Current Release Data (Last 8 Weekly Builds)
For each weekly build, you have aggregate simulator metrics and the subsequent 7-day on-road shadow evaluation (same routes, same time windows, matched weather where possible). “On-road” metrics are computed from safety driver logs and vehicle telemetry.
Simulator metrics (offline):
- Collision rate per 1,000 sim miles (lower is better)
- Mean jerk (m/s³) (lower is better; proxy for comfort/control)
- Route completion rate (higher is better)
- Planner constraint violations per 100 miles (lower is better)
On-road metrics (real-world):
- Disengagements per 1,000 miles (lower is better)
- Safety-critical interventions per 10,000 miles (lower is better)
- Hard braking events per 100 miles (lower is better)
Performance Snapshot (Aggregated Across Builds)
| Metric | Simulator (Offline) | On-road (7-day Shadow) |
|---|
| Collision rate | 0.18 / 1,000 mi | 0.06 / 1,000 mi (proxy: safety-critical interventions) |
| Mean jerk | 1.42 m/s³ | 1.10 m/s³ (telemetry-derived) |
| Route completion | 96.8% | 94.9% (mission completion) |
| Constraint violations | 2.6 / 100 mi | 1.9 / 100 mi (planner alerts) |
| — | — | Disengagements: 0.92 / 1,000 mi |
You also computed correlations across the 8 builds between each simulator metric and on-road disengagement rate:
| Simulator Metric vs On-road Disengagements | Pearson r |
|---|
| Sim collision rate | 0.31 |
| Sim mean jerk | 0.12 |
| Sim route completion | -0.28 |
| Sim constraint violations | 0.55 |
The Problem
The VP of Autonomy asks you to validate whether simulation metrics actually predict real-world road performance well enough to be used as promotion gates. They want a rigorous plan that addresses:
- Small sample sizes (only a handful of builds per month)
- Distribution shift (sim scenarios are curated; road is messy)
- Metric gaming (teams optimizing sim metrics without improving real safety)

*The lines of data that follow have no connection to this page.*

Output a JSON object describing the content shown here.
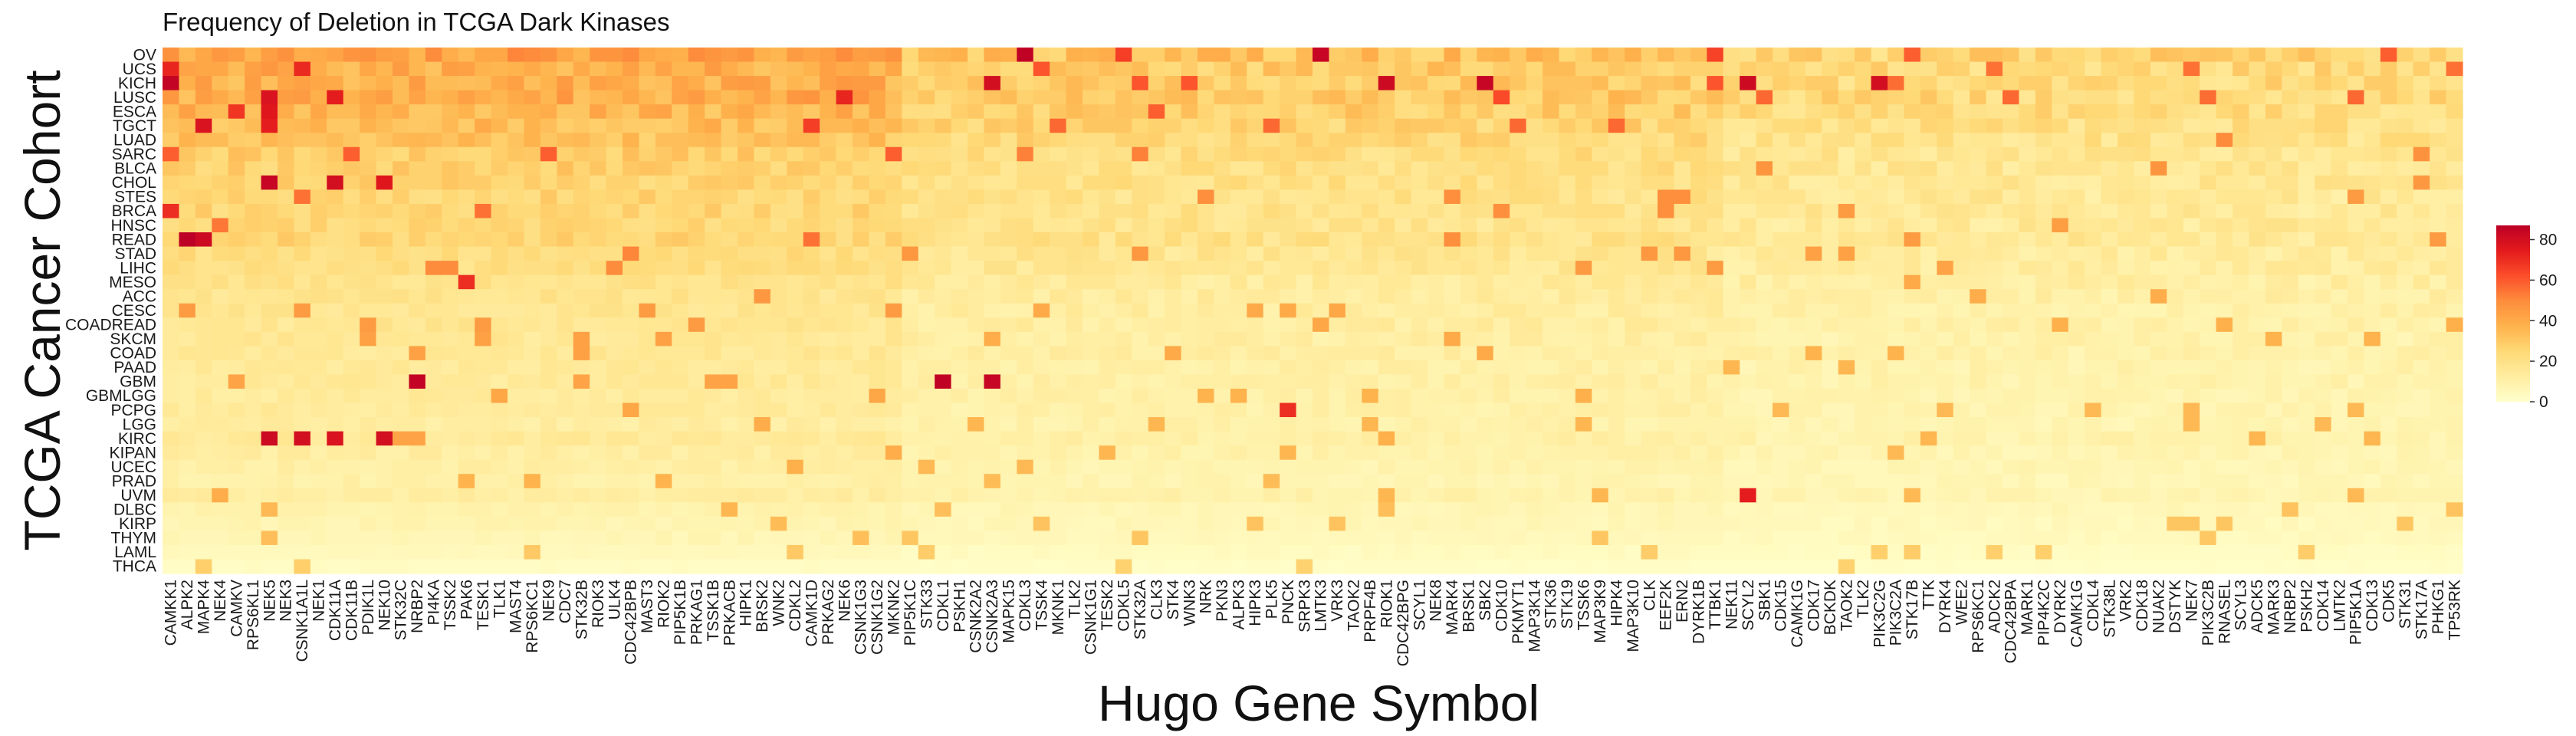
{
  "chart_data": {
    "type": "heatmap",
    "title": "Frequency of Deletion in TCGA Dark Kinases",
    "xlabel": "Hugo Gene Symbol",
    "ylabel": "TCGA Cancer Cohort",
    "rows": [
      "OV",
      "UCS",
      "KICH",
      "LUSC",
      "ESCA",
      "TGCT",
      "LUAD",
      "SARC",
      "BLCA",
      "CHOL",
      "STES",
      "BRCA",
      "HNSC",
      "READ",
      "STAD",
      "LIHC",
      "MESO",
      "ACC",
      "CESC",
      "COADREAD",
      "SKCM",
      "COAD",
      "PAAD",
      "GBM",
      "GBMLGG",
      "PCPG",
      "LGG",
      "KIRC",
      "KIPAN",
      "UCEC",
      "PRAD",
      "UVM",
      "DLBC",
      "KIRP",
      "THYM",
      "LAML",
      "THCA"
    ],
    "columns": [
      "CAMKK1",
      "ALPK2",
      "MAPK4",
      "NEK4",
      "CAMKV",
      "RPS6KL1",
      "NEK5",
      "NEK3",
      "CSNK1A1L",
      "NEK1",
      "CDK11A",
      "CDK11B",
      "PDIK1L",
      "NEK10",
      "STK32C",
      "NRBP2",
      "PI4KA",
      "TSSK2",
      "PAK6",
      "TESK1",
      "TLK1",
      "MAST4",
      "RPS6KC1",
      "NEK9",
      "CDC7",
      "STK32B",
      "RIOK3",
      "ULK4",
      "CDC42BPB",
      "MAST3",
      "RIOK2",
      "PIP5K1B",
      "PRKAG1",
      "TSSK1B",
      "PRKACB",
      "HIPK1",
      "BRSK2",
      "WNK2",
      "CDKL2",
      "CAMK1D",
      "PRKAG2",
      "NEK6",
      "CSNK1G3",
      "CSNK1G2",
      "MKNK2",
      "PIP5K1C",
      "STK33",
      "CDKL1",
      "PSKH1",
      "CSNK2A2",
      "CSNK2A3",
      "MAPK15",
      "CDKL3",
      "TSSK4",
      "MKNK1",
      "TLK2",
      "CSNK1G1",
      "TESK2",
      "CDKL5",
      "STK32A",
      "CLK3",
      "STK4",
      "WNK3",
      "NRK",
      "PKN3",
      "ALPK3",
      "HIPK3",
      "PLK5",
      "PNCK",
      "SRPK3",
      "LMTK3",
      "VRK3",
      "TAOK2",
      "PRPF4B",
      "RIOK1",
      "CDC42BPG",
      "SCYL1",
      "NEK8",
      "MARK4",
      "BRSK1",
      "SBK2",
      "CDK10",
      "PKMYT1",
      "MAP3K14",
      "STK36",
      "STK19",
      "TSSK6",
      "MAP3K9",
      "HIPK4",
      "MAP3K10",
      "CLK",
      "EEF2K",
      "ERN2",
      "DYRK1B",
      "TTBK1",
      "NEK11",
      "SCYL2",
      "SBK1",
      "CDK15",
      "CAMK1G",
      "CDK17",
      "BCKDK",
      "TAOK2",
      "TLK2",
      "PIK3C2G",
      "PIK3C2A",
      "STK17B",
      "TTK",
      "DYRK4",
      "WEE2",
      "RPS6KC1",
      "ADCK2",
      "CDC42BPA",
      "MARK1",
      "PIP4K2C",
      "DYRK2",
      "CAMK1G",
      "CDKL4",
      "STK38L",
      "VRK2",
      "CDK18",
      "NUAK2",
      "DSTYK",
      "NEK7",
      "PIK3C2B",
      "RNASEL",
      "SCYL3",
      "ADCK5",
      "MARK3",
      "NRBP2",
      "PSKH2",
      "CDK14",
      "LMTK2",
      "PIP5K1A",
      "CDK13",
      "CDK5",
      "STK31",
      "STK17A",
      "PHKG1",
      "TP53RK"
    ],
    "value_range": [
      0,
      87
    ],
    "colorscale": [
      "#ffffcc",
      "#ffeda0",
      "#fed976",
      "#feb24c",
      "#fd8d3c",
      "#fc4e2a",
      "#e31a1c",
      "#bd0026"
    ],
    "legend": {
      "ticks": [
        0,
        20,
        40,
        60,
        80
      ],
      "placement": "right"
    }
  }
}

- Safety risk (false confidence is unacceptable)
Your Task (What you must deliver)
- Define what “correlate” should mean here: which on-road outcomes are the true north (disengagements, interventions, collisions, comfort), and which simulator metrics should be treated as leading indicators vs weak proxies.
- Propose a statistical validation design to quantify predictive relationship(s) between simulator metrics and on-road outcomes, including:
- correlation vs regression vs rank-based agreement
- how you would handle non-linearity, heteroskedasticity, and outliers
- confidence intervals and uncertainty reporting given only 8 builds
- Describe how you would test for calibration: whether a given simulator risk score maps to an expected on-road risk level, not just relative ordering.

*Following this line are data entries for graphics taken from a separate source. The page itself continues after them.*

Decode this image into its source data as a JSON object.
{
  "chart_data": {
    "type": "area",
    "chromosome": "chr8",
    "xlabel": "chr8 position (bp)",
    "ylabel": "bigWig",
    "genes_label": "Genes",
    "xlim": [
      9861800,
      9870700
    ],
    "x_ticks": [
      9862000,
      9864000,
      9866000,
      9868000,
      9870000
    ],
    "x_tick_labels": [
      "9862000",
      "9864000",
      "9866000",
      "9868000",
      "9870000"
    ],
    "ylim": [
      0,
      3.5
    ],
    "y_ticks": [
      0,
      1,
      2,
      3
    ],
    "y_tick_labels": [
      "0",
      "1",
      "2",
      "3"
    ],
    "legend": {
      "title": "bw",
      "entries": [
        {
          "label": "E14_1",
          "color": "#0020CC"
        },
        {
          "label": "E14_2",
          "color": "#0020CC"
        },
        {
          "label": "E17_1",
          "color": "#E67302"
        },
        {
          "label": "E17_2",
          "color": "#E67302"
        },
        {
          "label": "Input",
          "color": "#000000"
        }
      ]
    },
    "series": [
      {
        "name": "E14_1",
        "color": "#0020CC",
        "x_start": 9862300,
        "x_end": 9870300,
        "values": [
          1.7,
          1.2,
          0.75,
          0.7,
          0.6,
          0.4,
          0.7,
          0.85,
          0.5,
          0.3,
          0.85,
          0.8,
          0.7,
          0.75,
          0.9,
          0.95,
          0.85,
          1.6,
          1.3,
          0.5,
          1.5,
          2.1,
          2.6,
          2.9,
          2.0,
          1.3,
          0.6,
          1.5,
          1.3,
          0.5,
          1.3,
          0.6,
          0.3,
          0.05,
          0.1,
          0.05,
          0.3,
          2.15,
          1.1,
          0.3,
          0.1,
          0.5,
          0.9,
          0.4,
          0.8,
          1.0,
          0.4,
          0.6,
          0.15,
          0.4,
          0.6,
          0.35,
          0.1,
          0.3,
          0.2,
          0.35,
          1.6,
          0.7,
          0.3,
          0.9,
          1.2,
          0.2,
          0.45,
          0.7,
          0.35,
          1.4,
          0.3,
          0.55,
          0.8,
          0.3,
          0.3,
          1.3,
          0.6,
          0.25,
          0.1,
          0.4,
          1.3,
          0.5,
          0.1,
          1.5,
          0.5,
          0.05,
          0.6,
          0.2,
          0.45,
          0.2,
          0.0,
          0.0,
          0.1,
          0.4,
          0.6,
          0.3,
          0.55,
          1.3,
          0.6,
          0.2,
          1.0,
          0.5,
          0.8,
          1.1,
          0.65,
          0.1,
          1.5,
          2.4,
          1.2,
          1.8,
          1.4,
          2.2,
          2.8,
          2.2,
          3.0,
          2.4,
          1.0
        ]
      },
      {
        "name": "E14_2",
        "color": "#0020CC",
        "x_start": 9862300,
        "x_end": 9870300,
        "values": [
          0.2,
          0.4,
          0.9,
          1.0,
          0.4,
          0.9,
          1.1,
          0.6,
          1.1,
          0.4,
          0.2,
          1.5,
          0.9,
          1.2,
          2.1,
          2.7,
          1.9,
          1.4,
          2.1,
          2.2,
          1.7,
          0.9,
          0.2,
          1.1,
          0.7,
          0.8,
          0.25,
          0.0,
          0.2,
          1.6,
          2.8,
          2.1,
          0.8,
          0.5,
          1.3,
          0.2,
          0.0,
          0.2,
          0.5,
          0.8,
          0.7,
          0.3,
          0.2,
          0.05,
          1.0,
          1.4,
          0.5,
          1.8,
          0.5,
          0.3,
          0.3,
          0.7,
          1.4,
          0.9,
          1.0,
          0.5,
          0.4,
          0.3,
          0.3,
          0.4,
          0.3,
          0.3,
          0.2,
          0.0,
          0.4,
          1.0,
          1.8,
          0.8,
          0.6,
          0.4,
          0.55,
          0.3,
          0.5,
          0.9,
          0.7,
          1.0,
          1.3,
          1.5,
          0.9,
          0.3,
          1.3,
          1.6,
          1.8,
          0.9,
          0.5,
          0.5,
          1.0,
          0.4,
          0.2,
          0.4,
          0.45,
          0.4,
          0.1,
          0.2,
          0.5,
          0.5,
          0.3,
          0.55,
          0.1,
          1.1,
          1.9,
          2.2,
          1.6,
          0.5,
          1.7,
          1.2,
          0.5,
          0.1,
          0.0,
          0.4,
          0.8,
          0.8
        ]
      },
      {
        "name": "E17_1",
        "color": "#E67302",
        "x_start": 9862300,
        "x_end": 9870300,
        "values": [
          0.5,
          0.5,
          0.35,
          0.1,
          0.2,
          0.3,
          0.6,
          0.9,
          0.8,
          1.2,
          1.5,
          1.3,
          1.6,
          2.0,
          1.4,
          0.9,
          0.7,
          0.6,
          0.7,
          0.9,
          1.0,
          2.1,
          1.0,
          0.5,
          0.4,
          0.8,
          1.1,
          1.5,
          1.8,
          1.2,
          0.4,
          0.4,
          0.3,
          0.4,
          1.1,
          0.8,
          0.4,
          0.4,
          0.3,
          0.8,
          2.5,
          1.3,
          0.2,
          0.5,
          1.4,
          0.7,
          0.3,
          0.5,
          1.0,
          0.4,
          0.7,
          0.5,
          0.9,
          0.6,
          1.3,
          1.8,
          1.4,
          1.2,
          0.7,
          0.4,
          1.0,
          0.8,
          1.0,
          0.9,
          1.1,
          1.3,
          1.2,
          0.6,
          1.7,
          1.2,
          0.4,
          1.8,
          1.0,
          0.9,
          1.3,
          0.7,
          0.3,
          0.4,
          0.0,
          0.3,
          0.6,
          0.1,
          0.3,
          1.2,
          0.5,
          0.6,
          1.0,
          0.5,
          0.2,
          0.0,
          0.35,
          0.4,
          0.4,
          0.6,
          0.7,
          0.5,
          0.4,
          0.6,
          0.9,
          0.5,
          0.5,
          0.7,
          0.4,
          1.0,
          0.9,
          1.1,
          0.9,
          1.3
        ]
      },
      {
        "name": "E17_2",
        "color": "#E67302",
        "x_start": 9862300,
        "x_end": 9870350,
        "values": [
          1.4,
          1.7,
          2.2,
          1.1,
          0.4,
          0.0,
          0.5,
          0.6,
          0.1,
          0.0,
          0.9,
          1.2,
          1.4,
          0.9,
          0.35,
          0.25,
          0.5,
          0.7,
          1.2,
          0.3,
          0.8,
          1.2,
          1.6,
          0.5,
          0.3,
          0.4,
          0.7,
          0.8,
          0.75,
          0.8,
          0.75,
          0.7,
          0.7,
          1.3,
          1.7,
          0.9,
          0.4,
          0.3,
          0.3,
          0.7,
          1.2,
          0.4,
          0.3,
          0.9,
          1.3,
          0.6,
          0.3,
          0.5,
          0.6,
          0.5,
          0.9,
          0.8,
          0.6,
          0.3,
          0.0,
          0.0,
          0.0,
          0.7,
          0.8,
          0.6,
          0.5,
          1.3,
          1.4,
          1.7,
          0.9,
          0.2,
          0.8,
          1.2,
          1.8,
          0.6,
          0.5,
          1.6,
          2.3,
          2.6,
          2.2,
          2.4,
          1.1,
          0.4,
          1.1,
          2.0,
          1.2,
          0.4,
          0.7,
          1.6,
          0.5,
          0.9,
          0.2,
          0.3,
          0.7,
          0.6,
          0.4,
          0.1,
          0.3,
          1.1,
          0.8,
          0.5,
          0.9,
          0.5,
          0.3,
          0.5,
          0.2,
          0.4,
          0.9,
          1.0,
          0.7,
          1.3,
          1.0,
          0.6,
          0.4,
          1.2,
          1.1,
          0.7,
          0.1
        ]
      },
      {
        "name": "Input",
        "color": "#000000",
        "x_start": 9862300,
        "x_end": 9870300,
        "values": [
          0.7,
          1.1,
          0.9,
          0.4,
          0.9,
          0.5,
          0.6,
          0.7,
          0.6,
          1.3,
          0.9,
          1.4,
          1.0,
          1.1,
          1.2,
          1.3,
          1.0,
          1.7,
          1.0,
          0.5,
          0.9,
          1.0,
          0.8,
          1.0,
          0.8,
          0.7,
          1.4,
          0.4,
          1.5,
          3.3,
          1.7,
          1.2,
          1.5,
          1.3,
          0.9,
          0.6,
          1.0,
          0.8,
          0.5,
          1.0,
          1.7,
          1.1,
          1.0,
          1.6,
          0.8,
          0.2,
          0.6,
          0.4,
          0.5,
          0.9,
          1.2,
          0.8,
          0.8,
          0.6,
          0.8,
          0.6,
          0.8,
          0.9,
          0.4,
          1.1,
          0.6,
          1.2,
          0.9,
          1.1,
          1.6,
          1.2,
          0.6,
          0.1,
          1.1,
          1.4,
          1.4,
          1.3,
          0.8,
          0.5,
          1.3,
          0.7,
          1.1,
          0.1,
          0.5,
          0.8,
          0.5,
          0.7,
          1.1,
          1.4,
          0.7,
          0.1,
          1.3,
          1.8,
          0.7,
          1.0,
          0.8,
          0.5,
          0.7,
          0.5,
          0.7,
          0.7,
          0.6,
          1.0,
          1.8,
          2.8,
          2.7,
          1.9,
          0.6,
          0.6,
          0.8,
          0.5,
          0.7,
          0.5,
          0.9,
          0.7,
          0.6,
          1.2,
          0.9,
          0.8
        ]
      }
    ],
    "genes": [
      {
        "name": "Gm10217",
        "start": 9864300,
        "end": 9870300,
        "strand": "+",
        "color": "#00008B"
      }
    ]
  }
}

- Recommend a gating policy that uses simulation + limited on-road shadow data to minimize safety risk (e.g., conservative thresholds, two-stage gates, segment-specific gates).
- Explain how you would detect and mitigate sim-to-real gaps (scenario coverage gaps, sensor realism, behavior model mismatch), and how you’d update the simulator metric suite.
Constraints
- On-road controlled testing is expensive and limited: only 50k controlled miles/week are available for pre-production evaluation.
- Safety team requires that any new build must not increase safety-critical interventions by more than +5% relative to the current production build with 95% confidence.
- The fleet operates in multiple ODD segments (downtown, suburban arterials, highways). A single global metric may hide segment regressions.
- Labels for true collisions are rare; interventions and near-misses are used as proxies but are noisy and subject to reporting bias.